但同时这种河沟却十分危险。
因为热带地区降水量很大。
河水的变化也变幻莫测。
平常丝毫不起眼的水沟,很可能一下子暴涨起来,淹没河岸边的一切。
因此我并没有盲目乐观。
我在河边用望远镜望了一会儿,并没有看见艾莉丝等人。
但我相信他们就在附近。
“我们在山坡上扎营。”
我对布鲁斯说。
虽然这样打水困难。
但总比夜里被忽然暴涨的河水淹没帐篷好。
布鲁斯立即吩咐手下的士兵安设带来的简易帐篷。
并且把炊具拿出来,准备打水烧饭。
我则带着刘洋一直向河边走去。
河水非常清澈,水草里面可以看见有小鱼游动。
大概是渴得不行,刘洋蹲在河边想用手捧水喝,却被我制止住。
“里面很可能有寄生虫!一会儿烧开了再喝。”
我提醒着,仔细观察着河岸两侧的地形和环境。
我并没有发现河边有大动物的脚印和粪便,这说明这里并没有大型动物饮水和栖息。
但我看不出多远,我们就像被淹没在绿色的植物海洋中,成了里面不起眼的几条小鱼。
至于会不会忽然有危险的天敌猛的从“暗礁”后游出来吞掉我们,谁也不知道。
当我和刘洋上到山坡上的时候,布鲁斯和他手下的士兵已经扎好了三个帐篷。
并且垒砌了简易的锅灶,正准备生活做饭。
“今夜留两个士兵值夜,两个小时一换岗。
我也会不定时的参与警戒。

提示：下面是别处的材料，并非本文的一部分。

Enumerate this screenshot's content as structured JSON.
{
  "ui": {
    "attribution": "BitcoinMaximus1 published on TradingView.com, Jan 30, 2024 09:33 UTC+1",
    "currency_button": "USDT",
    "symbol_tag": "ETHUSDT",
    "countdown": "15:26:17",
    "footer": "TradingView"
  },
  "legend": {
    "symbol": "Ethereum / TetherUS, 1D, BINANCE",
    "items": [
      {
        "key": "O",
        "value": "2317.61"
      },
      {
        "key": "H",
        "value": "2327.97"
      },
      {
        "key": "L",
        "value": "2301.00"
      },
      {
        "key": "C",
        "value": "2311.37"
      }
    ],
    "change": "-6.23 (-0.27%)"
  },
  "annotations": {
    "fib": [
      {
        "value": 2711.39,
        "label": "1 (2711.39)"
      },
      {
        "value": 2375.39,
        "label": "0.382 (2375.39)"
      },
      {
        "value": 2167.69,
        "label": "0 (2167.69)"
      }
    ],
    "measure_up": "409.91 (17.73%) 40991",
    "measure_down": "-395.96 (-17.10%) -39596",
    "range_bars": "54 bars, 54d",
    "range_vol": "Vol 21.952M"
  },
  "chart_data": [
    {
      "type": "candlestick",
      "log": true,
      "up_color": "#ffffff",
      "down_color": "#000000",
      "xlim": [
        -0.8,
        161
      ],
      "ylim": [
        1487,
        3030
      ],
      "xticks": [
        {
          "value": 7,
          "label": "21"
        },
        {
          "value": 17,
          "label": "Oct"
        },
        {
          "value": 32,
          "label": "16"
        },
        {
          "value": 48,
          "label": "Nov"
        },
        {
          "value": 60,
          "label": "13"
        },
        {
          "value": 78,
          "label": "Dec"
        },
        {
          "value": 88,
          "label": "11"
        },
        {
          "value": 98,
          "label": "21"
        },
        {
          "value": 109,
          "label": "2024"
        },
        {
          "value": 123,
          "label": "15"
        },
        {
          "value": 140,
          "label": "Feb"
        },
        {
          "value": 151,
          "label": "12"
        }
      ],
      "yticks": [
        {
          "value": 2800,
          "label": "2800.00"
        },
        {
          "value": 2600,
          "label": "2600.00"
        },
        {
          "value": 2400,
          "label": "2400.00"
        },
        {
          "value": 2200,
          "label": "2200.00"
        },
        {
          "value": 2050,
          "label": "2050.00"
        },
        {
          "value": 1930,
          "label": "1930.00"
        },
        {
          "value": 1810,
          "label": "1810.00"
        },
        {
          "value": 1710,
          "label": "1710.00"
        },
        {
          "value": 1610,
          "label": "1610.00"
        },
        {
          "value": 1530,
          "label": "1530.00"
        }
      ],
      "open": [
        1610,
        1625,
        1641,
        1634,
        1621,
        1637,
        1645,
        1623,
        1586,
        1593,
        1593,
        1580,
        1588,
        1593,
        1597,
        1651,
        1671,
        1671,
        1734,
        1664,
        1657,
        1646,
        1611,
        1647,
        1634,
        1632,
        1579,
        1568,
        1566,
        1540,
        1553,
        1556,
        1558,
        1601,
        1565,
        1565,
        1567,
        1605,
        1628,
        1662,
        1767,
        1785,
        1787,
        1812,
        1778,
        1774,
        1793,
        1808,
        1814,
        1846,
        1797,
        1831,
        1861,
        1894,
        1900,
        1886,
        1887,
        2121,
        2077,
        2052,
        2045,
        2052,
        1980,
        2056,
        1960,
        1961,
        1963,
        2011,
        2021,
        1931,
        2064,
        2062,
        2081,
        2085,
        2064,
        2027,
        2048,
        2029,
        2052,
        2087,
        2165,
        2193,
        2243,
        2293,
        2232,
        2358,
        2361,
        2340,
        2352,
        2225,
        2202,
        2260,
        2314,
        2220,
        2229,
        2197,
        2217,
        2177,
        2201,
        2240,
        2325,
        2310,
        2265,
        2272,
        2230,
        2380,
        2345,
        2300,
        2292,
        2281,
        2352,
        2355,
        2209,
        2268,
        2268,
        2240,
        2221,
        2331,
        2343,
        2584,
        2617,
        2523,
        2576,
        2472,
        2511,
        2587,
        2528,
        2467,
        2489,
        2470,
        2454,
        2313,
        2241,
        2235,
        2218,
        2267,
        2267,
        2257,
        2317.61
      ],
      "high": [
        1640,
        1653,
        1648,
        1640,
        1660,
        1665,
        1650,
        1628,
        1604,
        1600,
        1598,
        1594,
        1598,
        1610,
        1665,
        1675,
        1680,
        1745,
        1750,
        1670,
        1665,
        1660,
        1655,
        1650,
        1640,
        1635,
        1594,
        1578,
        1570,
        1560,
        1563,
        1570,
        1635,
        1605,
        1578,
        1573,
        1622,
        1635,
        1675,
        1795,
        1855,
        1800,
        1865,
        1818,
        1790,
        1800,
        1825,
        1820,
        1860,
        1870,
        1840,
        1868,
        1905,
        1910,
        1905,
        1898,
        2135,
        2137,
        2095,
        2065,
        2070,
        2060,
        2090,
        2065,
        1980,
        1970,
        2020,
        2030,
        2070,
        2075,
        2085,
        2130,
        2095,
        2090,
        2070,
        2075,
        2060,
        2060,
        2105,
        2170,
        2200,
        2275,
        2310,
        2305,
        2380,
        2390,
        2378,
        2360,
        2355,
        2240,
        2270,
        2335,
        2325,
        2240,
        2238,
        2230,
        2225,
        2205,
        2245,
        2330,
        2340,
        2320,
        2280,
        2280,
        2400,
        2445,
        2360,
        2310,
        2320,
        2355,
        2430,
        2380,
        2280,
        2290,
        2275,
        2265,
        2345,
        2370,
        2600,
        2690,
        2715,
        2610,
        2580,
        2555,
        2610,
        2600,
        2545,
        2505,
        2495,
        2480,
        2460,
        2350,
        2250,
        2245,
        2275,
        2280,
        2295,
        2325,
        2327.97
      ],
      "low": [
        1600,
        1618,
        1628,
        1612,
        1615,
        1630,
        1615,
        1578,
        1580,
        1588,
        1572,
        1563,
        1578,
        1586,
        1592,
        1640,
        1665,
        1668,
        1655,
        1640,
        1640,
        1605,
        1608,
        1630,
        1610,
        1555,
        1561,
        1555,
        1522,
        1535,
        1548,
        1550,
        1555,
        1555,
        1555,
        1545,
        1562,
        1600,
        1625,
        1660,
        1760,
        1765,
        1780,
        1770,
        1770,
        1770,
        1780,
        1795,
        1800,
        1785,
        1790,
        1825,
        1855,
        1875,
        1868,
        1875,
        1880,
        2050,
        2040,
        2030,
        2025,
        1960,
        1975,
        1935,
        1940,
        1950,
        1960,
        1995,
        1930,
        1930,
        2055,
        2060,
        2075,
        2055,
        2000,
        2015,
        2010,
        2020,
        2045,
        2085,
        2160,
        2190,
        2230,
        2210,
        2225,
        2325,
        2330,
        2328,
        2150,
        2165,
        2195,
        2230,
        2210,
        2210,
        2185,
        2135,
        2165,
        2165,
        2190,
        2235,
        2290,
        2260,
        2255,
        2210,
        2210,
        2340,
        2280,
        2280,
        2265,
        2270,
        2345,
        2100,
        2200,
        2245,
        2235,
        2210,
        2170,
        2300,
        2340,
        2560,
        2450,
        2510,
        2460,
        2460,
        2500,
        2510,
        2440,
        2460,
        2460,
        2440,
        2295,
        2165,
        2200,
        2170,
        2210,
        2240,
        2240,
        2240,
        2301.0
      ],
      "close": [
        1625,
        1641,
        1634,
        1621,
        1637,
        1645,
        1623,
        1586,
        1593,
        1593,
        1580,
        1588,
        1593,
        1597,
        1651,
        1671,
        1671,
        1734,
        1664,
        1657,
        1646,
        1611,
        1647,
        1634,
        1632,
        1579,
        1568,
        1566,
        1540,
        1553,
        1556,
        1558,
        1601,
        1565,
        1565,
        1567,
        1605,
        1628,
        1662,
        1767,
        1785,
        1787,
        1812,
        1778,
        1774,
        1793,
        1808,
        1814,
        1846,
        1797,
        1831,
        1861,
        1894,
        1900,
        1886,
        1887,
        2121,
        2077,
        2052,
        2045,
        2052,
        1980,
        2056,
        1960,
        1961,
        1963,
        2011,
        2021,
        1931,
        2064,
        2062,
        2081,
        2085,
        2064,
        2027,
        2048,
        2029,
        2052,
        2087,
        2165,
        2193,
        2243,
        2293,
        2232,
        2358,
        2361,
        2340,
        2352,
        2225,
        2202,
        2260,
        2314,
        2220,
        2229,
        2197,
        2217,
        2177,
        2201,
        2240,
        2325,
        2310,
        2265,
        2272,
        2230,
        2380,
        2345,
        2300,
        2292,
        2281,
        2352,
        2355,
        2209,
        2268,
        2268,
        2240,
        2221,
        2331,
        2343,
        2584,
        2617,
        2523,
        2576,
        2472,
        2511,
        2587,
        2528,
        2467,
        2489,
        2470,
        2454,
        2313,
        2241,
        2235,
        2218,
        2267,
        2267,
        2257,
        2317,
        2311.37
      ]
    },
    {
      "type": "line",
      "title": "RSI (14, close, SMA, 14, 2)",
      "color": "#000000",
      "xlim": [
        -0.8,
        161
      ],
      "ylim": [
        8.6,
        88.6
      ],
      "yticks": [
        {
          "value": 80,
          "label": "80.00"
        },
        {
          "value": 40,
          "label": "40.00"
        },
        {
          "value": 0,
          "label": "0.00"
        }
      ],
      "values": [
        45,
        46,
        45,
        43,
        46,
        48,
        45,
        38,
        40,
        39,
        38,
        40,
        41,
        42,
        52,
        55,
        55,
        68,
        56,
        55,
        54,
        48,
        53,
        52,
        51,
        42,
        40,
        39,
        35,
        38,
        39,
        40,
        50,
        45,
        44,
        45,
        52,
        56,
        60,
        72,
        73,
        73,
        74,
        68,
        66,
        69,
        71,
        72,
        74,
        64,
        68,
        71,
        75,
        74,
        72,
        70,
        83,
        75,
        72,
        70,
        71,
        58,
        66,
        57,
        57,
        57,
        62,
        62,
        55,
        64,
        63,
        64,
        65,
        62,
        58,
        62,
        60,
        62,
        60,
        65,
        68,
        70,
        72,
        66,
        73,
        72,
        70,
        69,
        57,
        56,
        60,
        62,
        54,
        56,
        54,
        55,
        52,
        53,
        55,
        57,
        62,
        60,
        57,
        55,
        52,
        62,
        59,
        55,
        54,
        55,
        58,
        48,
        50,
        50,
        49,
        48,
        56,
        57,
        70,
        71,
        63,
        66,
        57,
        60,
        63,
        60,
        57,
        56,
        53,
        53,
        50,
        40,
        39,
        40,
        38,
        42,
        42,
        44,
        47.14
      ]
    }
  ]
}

”
我对布鲁斯说。
“好吧。”
布鲁斯看了我一眼,面无表情的说。
从军事常识上,他应该是同意我的安排的。
这里虽然看似荒无人烟,但毕竟我们已经进入了陌生的地域,必要的安全措施一样也不能少。
我在背包里带了一个小酒精炉和一些咖啡。
那些士兵们低声交流着烧火做饭,我则在自己的帐篷前用酒精炉烧了一大杯开水,沏了咖啡和刘洋喝。
“今晚和我睡一起。”
我看了她一眼说。
刘洋显得很羞涩,但很兴奋。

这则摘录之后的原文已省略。